There is nothing more sad then a Geek cut off from the world. No cable, no Internet, only the warm glow of my JVC DTS-Dolby sound region-free DVD player to maintain my sanity. Alas, no one (even your friendly neighborhood Geek) can watch that much Star Trek on disc… Even “Best of Both Worlds” (which is, by the way, the best cliffhanger ever on the small screen). It was starting to feel like high school all over again! Huddled in a dark room…The pale blue glow of my TV… Books and dice sprawled out about the floor…My ass growing at an exponential rate. As any openly Geeky person knows, high school is the worst time of our lives. The teasing and taunting. The sneers and snickers. Most would hide and even deny their dorkness, as I did. That is I did until my 15th birthday…
Lets slingshot around the sun to the year 1991, The Next Generation is one of the highest rated shows on television. Not a month goes by that one or more of the cast members is not on a magazine cover or being interviewed on some brainless celebrity talk show. Paramount, eager to cash in, pushes for more and more conventions. My equally Geeky mom(who has an unhealthy obsession for Godzilla movies), buys me Gold Seat tickets to the up-coming Star Trek convention for my birthday. In case your wondering (assuming you even care) Gold Seat tickets allows me to get the coveted celebrity autographs without standing in line with the common smelly masses. Anyway, I gladly accept the gift and wait for the day.
February 25th arrives. Mom, dad, my friend Kenny (D’oh, I mean Ryan), and myself pile into the van and begin our trek to the metropolis of Reno, Nevada. The convention is being held at the downtown Hilton and not at one of the airport convention centers. Folks who have been to Sci-Fi conventions (and you know who you are) know this to be a big deal! This was to be a two day Trek fest of epic proportions. Attending: Scotty, Sulu, Uhura (ah yea), Data, and the luscious (and panty free) Counselor Troi. I’m in nirvana. I’m buying books, cast photos, props, blueprints, and a pair of Spock ears. This would later prove to
be a huge mistake. Being swept in a wave of Geeky passion I put the ears on. Then I see them. The local channel 6 news crew. As I said, this was a fairly large convention and they smelled a potential story. As I was apparently driven insane by the Ploc-Towe I lock eyes with the reporter. I stride towards him, grinning like a fool. I raise my hand in the “split V” position with ears proudly pointed and yell:
“YEEEEEEEEEEAAAAAAAAAAA TREK RULES WOOOOOOOOOOOOOOOOO”
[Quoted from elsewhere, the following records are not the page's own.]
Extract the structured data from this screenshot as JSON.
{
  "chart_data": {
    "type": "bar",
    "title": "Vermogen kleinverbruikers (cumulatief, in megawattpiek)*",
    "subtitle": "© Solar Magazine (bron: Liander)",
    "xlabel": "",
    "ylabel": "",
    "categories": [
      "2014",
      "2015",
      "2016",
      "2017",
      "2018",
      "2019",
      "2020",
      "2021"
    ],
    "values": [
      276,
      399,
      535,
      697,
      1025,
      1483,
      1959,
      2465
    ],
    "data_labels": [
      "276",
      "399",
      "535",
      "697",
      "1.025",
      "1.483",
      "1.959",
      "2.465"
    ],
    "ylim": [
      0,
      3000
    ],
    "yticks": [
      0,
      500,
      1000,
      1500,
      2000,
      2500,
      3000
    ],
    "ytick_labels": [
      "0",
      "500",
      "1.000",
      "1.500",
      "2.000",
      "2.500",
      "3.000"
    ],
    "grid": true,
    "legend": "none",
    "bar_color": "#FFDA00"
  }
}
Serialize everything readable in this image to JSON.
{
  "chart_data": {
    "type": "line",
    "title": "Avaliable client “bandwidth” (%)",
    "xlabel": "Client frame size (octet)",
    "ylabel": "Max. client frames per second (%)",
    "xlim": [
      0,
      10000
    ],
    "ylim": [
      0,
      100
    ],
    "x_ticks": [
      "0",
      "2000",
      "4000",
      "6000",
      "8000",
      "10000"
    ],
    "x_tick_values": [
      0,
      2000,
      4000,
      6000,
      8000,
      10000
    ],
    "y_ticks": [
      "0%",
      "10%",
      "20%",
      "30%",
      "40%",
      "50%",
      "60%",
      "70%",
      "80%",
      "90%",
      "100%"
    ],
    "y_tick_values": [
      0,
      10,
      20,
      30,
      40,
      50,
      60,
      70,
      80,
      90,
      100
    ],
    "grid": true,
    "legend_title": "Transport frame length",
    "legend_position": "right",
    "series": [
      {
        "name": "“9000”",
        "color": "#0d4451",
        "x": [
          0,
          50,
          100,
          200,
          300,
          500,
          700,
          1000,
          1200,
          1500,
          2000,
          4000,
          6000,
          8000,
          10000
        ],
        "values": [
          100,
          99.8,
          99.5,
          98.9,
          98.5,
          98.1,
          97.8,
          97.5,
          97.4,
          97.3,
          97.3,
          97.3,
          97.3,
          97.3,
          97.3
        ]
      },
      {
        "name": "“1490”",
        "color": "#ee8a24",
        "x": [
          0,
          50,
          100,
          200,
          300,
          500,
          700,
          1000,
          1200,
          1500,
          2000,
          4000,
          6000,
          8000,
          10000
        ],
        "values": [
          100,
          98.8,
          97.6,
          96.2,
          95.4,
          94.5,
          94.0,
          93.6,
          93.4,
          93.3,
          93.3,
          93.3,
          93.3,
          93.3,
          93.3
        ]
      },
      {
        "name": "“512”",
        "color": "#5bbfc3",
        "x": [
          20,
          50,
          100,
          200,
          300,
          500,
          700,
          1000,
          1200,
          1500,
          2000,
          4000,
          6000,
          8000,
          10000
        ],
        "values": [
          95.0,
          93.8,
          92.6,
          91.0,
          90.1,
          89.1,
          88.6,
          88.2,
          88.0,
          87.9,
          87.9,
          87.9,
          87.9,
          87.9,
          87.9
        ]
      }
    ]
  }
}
I moved along and went back to my convention. The con came to an end. We drove home, the van bursting with Geeky swag. That night I slept well and dreamed of high adventure in the final frontier.
Then came the next day…
See, I didn’t catch the evening news the night before. If I had, I would have called in dead and begged my parents to transfer me back to that Baptist school up the hill. Even that oppressive place would have been better then the fate I was going to face. They started the minute I entered the hall. There was laughter and stares. Shouts of “dork”, “nerd”, and the ever easy red-neck fallback “fag”… I did think “Spock fucker” was clever. Even some of my fellow Geeks (no doubt trying to climb the pecking ladder) chimed in with the taunts. Then something odd happened. I began to notice so called “normals” using terms and gestures that only fans would know. Hell, some were even (mockingly) making the “live long and prosper” gesture, and believe me, that takes some practice to pull off. Well screw those buggers! They knew a little too much to be mocking me!
I went on the offensive. I reveled in my Geekdom. Like Frankenstein’s monster, I would become everything they assumed I was. Looking back it was the greatest thing I could have done. I was free to do as I wished. My Geekiness became a badge of honor. It didn’t matter if I came to school in a kilt, or only spoke Drow with my friends, or did my best Gary Oldman all day long. I was creatively free. Course, these actions killed my love life and forced me to only date theater girls, which we all know turned out to be a very, very good thing.
And now? I’m still living the OG life (?das Original Geeksta’) and those tools from high school are asking my mom is she wants regular or premium gas in her truck. Excellent.